Leading tobacco companies, such as British American Tobacco, Phillip Morris International and Imperial Brands have seen recent growth stunted by difficult conditions in new markets.
A current trend associated with new market economies is to hammer taxes on the tobacco industry in order to raise funds for treasuries, which has harmed cigarette output.
Brazil, the Philippines, Pakistan and Malaysia are just some of the countries whose government has increased tax on tobacco, according to tobacco analyst Owen Bennett at brokerage Jefferies.
“When you see emerging market volume decline more significantly, it is largely driven by excessive tax increases,” says Bennett.
More often than not, the tax hikes in emerging markets that are putting a brake on tobacco growth cigarettes pushes users to the black market due to rising cigarette prices, strengthening the illicit tobacco trade, and punishing the legal tobacco industry.
Bennett explained that governments try to use cigarette tax hikes to spend in other areas, many of the aforementioned nations did not have the necessary resources to stamp out illicit tobacco.
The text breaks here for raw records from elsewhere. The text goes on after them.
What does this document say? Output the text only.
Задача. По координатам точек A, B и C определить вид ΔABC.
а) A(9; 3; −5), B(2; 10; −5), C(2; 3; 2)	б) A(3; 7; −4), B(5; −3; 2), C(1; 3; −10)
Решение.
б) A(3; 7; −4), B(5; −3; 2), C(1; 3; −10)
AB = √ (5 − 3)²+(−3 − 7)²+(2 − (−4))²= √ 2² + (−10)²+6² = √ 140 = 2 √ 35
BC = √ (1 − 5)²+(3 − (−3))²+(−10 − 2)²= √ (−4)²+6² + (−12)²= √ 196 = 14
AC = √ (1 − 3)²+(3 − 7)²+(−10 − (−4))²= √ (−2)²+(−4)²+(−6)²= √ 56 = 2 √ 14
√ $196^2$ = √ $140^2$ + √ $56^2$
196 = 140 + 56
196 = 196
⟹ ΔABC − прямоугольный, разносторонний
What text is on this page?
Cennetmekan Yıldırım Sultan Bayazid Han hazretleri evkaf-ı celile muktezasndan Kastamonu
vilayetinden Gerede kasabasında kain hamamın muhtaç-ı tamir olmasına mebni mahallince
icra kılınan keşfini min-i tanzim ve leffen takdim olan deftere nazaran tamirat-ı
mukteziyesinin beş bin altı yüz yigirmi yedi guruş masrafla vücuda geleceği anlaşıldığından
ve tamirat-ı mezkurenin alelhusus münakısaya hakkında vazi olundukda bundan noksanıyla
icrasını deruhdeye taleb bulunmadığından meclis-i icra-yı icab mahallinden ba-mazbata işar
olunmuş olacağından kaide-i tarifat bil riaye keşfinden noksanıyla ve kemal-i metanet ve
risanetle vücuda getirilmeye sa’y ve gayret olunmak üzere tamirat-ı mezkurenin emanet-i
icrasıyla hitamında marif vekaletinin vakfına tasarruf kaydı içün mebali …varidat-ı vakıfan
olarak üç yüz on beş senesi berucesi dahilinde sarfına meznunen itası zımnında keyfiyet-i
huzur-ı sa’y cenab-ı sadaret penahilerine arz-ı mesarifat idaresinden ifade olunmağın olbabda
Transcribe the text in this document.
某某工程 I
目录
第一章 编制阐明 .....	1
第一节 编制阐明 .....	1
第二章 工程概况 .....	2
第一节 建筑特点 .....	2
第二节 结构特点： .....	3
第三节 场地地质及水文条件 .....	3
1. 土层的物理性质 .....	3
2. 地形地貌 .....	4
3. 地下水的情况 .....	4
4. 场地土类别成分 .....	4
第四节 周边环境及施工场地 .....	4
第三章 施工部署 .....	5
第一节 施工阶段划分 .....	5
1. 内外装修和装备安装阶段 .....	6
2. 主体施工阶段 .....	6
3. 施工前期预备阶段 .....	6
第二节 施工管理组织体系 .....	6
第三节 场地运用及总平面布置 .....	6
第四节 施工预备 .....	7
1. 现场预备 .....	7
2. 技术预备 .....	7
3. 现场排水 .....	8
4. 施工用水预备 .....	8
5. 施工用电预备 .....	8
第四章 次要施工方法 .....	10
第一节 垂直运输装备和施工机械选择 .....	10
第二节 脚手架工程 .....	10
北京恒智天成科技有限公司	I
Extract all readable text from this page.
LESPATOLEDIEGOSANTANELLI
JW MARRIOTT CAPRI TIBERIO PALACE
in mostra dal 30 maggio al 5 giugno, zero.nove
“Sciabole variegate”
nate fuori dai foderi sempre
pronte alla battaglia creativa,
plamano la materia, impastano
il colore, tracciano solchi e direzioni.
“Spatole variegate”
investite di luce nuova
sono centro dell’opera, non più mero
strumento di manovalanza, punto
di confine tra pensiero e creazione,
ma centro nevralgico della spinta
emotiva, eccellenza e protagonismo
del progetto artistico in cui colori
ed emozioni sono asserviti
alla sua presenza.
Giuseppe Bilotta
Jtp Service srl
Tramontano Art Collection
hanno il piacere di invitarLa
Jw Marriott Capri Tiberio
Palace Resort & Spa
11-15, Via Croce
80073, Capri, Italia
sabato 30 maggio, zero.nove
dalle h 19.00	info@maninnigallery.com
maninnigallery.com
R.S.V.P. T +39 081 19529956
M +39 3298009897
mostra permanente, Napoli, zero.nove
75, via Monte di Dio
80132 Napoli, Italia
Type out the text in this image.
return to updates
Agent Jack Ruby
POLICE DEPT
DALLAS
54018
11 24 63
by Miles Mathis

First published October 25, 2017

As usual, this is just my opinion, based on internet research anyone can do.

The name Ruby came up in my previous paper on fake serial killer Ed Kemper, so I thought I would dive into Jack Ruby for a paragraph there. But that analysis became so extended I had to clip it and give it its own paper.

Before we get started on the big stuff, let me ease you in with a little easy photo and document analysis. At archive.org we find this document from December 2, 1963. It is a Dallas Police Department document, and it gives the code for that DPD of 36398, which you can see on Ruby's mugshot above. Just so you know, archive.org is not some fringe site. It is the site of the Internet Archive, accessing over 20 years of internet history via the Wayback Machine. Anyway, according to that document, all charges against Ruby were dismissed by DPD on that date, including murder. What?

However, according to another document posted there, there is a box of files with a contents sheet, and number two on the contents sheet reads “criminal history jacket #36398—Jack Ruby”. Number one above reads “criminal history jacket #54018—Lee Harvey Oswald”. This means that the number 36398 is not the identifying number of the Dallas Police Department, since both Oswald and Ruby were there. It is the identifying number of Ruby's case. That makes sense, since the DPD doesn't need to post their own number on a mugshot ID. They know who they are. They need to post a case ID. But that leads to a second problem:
“Between 2001-08, if you had emerging market exposure it was an advantage with volumes rising 2pc a year,” he said.
“But now, non-OECD countries are seeing volumes down 2.9pc meaning emerging markets are not the panacea of growth they once were.”
And it’s not just tax hikes plaguing the tobacco industry, with tobacco giants losing their plain packaging legal battle, following the Tobacco Products Directive.